Buzzkill season

hi it's me, here to ruin the vibes

Buzzkill season

A lot of things are up in the air right now, which is fine. It’s not a bad thing that I have to wonder when I should write about dumb pop culture stuff again. America is reckoning with about 500 years of sins, so it’s relatively uninteresting that one of the side effects is me feeling weird about what to write on the internet.

We’re never going back to “normal,” which is ideal, because “normal” was extremely bad. There’s no putting that genie back into the bottle — the question now is just how many institutions we’ll be able to tear down while we have the momentum.

I do feel excited about the gains that the movement is making, though, as with everything, any positive proclamation needs to be tampered with reality. Protesters are  making real change happen, but at least twenty have permanently lost eyes because police shot them in the face with rubber bullets. We shouldn’t have to be out in the streets at all. The police shouldn’t have murdered George Floyd, or Breonna Taylor, or Eric Garner, or Tamir Rice, or Sandra Bland, or Layleen Polanco, and nothing we can do can bring them back to their families.

Sorry, were you starting to feel any feeling other than despair? And then I ruined it? That’s the name of the game these days, baby! I truly cannot help it!!
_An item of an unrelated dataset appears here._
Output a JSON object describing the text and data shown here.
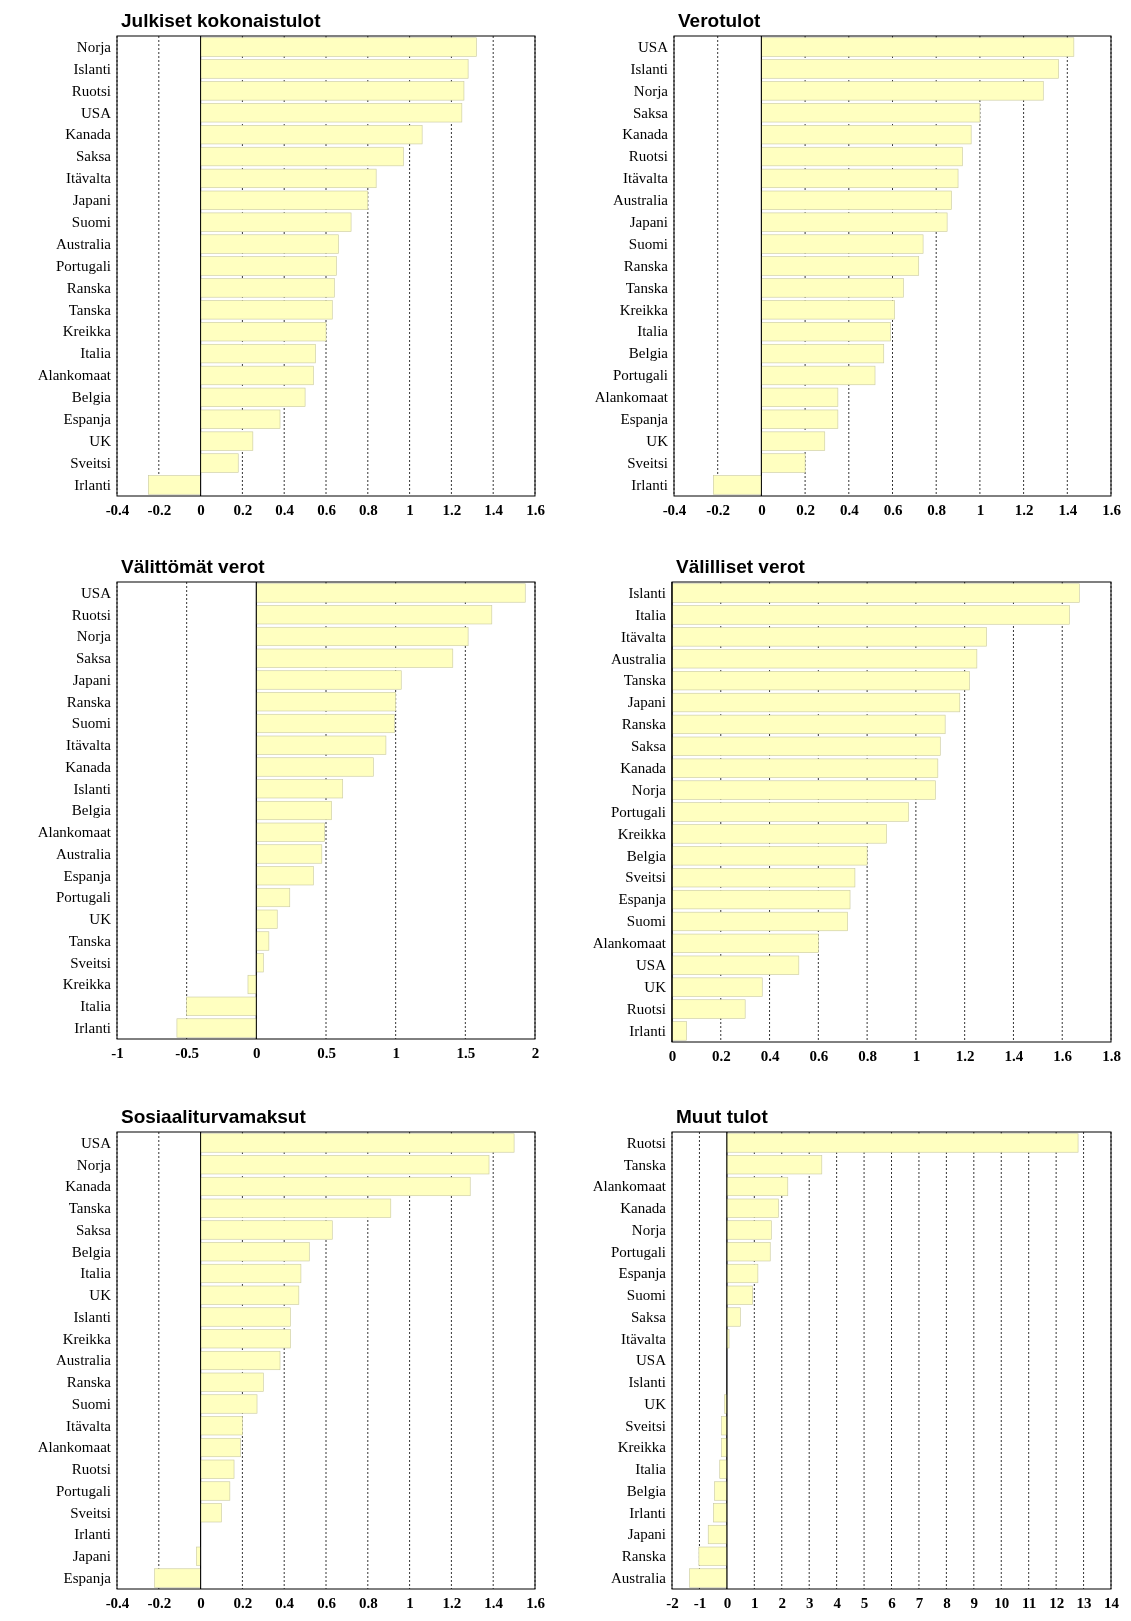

There’s been an interesting domino effect with this round of activism. In 2014, posting the statement “Black Lives Matter” still felt like a risk for celebrities and brands. Now it’s an expectation, but with that mainstream acceptance comes an invitation for actual accountability. Lea Michele and L’Oreal are two perfect examples of this Scooby-Doo-style unmasking. What’s under this “We stand in solidarity” post? Why, it’s years of racism!

Reckonings come in waves because it’s easier to speak up if other voices are backing you up and if you know that, for once, people are listening. But having an opening to bring up the flaws of a beloved person or institution doesn’t make it any fun. A lot of people love Tina Fey’s work! How do you bring up that it’s pretty racist? (Or that she hates sex workers, while we’re at it?) Celebrity culture turns fallible humans into icons or memes, which makes it harder to get their fans to accept their flaws. (It brings me no pleasure to warn you that the rumors are going to catch up to Jeff Goldblum one day. Start processing that one while you can before his #MeToo moment arrives. I know! I’m sorry!!)

Everything feels like a “gotcha!” nowadays because this country was literally built by racism and founded for white men specifically. Scrape off the top layer of paint and you find layers and layers of horrors underneath, and the problem with starting to scratch at it is the revelation that we should never have enjoyed anything. Oh, you like ice cream? Well, the ice cream truck song is a fucking hate crime! Have fun with those heaping scoops of vanilla and racism!

Again, I have to say while gritting my teeth, this is all a good thing. We have to actually look at the rot beneath the surface. The discomfort that white people are feeling is the smallest fraction of the frustration and pain that people of color, especially Black people, have had to deal with all along before we got around to noticing these issues. The tenor of mainstream liberalism for a while has been a facile oversimplification of the concept that we’re the good guys. “Love is love!” insisted cis straight people whose knowledge of LGBTQ issues ended at the G. “Obama had no scandals,” boasts one meme that ignores the drone strikes and deportations. “If you don’t like something,” we still hear, “you need to vote!” — a simple way to ignore wildly successful voter suppression efforts.

I’ll admit that part of my urge to correct everything is linked to the asshole part of my personality, the part of me constantly fighting the urge to jump in with fun facts no one asked for (“Oh, you ‘loved’ 90s Nickelodeon? Name five pedophiles they employed!”). More than that, though, it’s often a need for moral superiority. I want to convince myself that I’m in the one of the good guys. I don’t support problematic people or brands. I can see through all of that. I know that I’ve had to unlearn a lot of bullshit after years in very white Catholic schools in the South, and now I want to loudly be right to compensate for my years of being wrong.

But being smug doesn’t help anyone learn the things that I once needed to learn. The key, I guess, is uncentering my own ego from these conversations. Not wanting to seem like a buzzkill around my friends helps no one but keeps all of us comfortable; being performative for online kudos just helps me feel better about myself but similarly accomplishes nothing. It’s always helpful to remind myself that there are actual fucking stakes that are a lot bigger than my social circle. I can’t find the exact quote, but I once saw a tweet that said something like “If my grandparents could live through Jim Crow, your grandparents can deal with a tough conversation about race.” Most of the people in this country have had a lot bigger problems than finding out something bad about a TV show they liked! The rest of us need to work through our discomfort and focus on making America better for all of us.